Tafsîr Ibn Abî Hâtim (Ibnu Abî Hâtim).
[1] Perjanjian
Damai, maksudnya: Hilâl bin ‘Uwaimîr al-Aslamî, Suraqah bin Mâlik al-Mudlajî
dan Bani Judzaimah bin Amir bin ‘Abdi Manaf telah mengadakan perjanjian damai
dengan Nabi SAW, sehingga Nabi SAW. enggan untuk memerangi mereka (Hilâl bin
‘Uwaimîr al-Aslamî, Suraqah bin Mâlik al-Mudlajî dan Bani Judzaimah bin Amir
bin ‘Abdi Manaf).
[2] Dalam riwayat Mursal
Ibnu Abî Hâtim yang bersumber dari Mujâhid, yang dinuqil (kutip) oleh Imâm
Jalâluddîn as-Suyûthî bahwa yang dimaksud “Orang-orang Yang Datang Kepada Kamu
Sedang Hati Mereka Merasa Keberatan Untuk Memerangi Kamu” mereka adalah:
“Kaumnya Hilal bin ‘Uwaimir al-Aslamî yang hendak memerangi kaum Muslim,
sedangkan ia (Hilal bin ‘Uwaimir al-Aslamî) enggan untuk memerangi kaum Muslim,
karena ia (Hilâl bin ‘Uwaimîr al-Aslamî) telah membuat perjanjian damai dengan
kaum Muslim”.
[3] Mereka yang
dimaksud dalam Ayat ini yaitu: “Hilâl bin ‘Uwaimîr al-Aslamî beserta kaumnya,
Suraqah bin Mâlik al-Mudlajî dan Bani Judzaimah bin Amir bin ‘Abdi Manaf”.
[4] Ibid.
[5] Ibid.
[6] Atsar adalah: Sesuatu
yang disandarkan kepada Sahabat
dan Tâbi’în, baik berupa perkataan dan perbuatan.

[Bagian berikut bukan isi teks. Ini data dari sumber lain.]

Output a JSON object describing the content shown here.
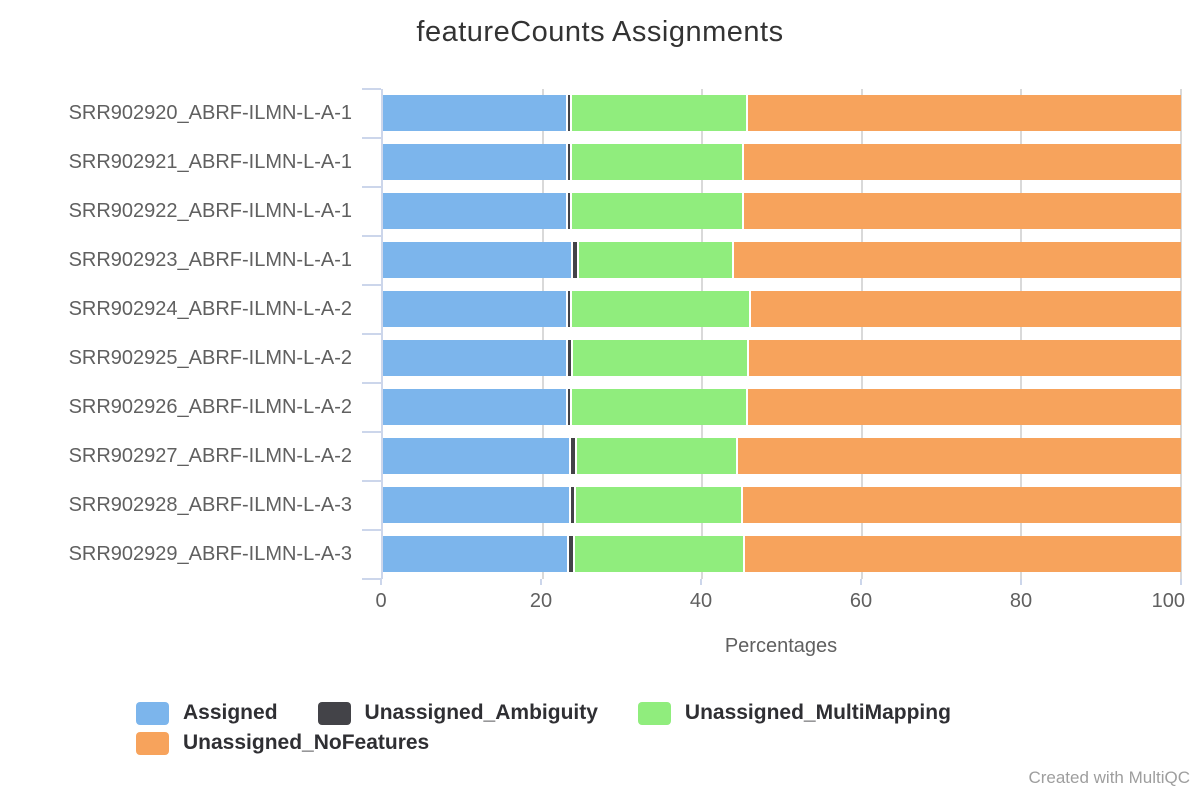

[7] Hadis Mawqûf yaitu: Sesuatu
yang disandarkan kepada Sahabat, baik berupa perkataan, perbuatan dan
persetujuan; baik bersambung sanadnya ataupun terputus sanadnya.
[8] Marfu’ maksudnya: Terangkatnya
derajat hadis hingga ke Nabi SAW.
[9] Muhadditsîn yaitu: Orang
yang hafal matan-matan hadis,
mengetahui gharîb serta faqîh,
hafal sanad, mengetahui ihwal
para perawi, dapat membedakan atara yang shahîh dengan yang dha’îf, seorang penghimpun buku, penulis,
pendengar, pencari sanad-sanad
hadis, dan mengetahui sanad
yang terpendek dari padanya. Contoh para Muhadditsîn: Imâm Mâlik, Imâm
Syâfi’î, Imâm Ahmad bin Hanbal, Imâm Bukhârî, Imâm Muslim, at-Tirmidzî, Abû
Dâwûd, an-Nasâ-î, Ibnu Mâjah, Ibnu Khuzaymah, Ibnu Hibbân, dan sebagainya.